Think of a REST API like the service counter at a well-run office. You don’t wander into the filing room and open cabinets. You go to the right window, ask for the right thing, and use the right form. A REST API is an organized service counter for software requests.
How it shows up
We use the username-and-login analogy to explain access, but the more precise version is this: the API is the service counter, and the API key or credential is the badge that proves you’re allowed to use it. An endpoint is one specific window (customers, invoices, messages), and the HTTP method is the action you’re asking for: GET reads, POST creates or triggers, PUT or PATCH updates, DELETE removes.
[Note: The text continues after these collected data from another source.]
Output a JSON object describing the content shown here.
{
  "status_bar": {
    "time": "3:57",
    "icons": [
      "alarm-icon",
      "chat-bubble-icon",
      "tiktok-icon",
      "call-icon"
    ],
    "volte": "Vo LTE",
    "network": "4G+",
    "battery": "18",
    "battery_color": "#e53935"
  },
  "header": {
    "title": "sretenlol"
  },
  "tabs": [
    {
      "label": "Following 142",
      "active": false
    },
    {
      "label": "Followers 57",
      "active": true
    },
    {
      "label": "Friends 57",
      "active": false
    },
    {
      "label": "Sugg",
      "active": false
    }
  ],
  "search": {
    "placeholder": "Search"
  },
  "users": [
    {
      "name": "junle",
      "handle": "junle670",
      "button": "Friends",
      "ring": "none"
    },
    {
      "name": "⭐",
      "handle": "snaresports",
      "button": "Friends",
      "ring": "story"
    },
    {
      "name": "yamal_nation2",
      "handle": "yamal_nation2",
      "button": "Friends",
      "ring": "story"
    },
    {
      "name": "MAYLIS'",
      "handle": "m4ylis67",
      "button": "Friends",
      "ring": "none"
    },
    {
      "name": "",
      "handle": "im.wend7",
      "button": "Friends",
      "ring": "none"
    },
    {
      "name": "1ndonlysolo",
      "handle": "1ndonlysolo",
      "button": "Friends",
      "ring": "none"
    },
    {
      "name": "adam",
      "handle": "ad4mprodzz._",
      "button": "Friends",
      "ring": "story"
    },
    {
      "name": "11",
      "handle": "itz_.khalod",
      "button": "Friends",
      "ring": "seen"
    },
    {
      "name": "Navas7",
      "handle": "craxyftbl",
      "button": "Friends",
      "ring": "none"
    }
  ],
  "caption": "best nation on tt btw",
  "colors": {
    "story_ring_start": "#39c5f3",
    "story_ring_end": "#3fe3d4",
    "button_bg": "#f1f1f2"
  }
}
This shows up any time an agent operates inside another system. If Codex needs to pull data, send a message, or fetch a transcript, it may use an API, and if that API follows REST patterns, the agent can use predictable URLs and request shapes instead of clicking around a screen. That’s why operators should care, not just developers: a good REST API lets you say “Get this client record,” not “open the website, click through five pages, and hope the button is still there.” An SDK makes it easier still by packaging the API into friendlier code, like handing your assistant a binder of prefilled forms.
Why you care
You don’t need to memorize every REST detail, just the mental model: an address, an allowed action, a credential, and a response coming back. Clean connections create clean agent work, and messy connections turn every simple request into a guessing game.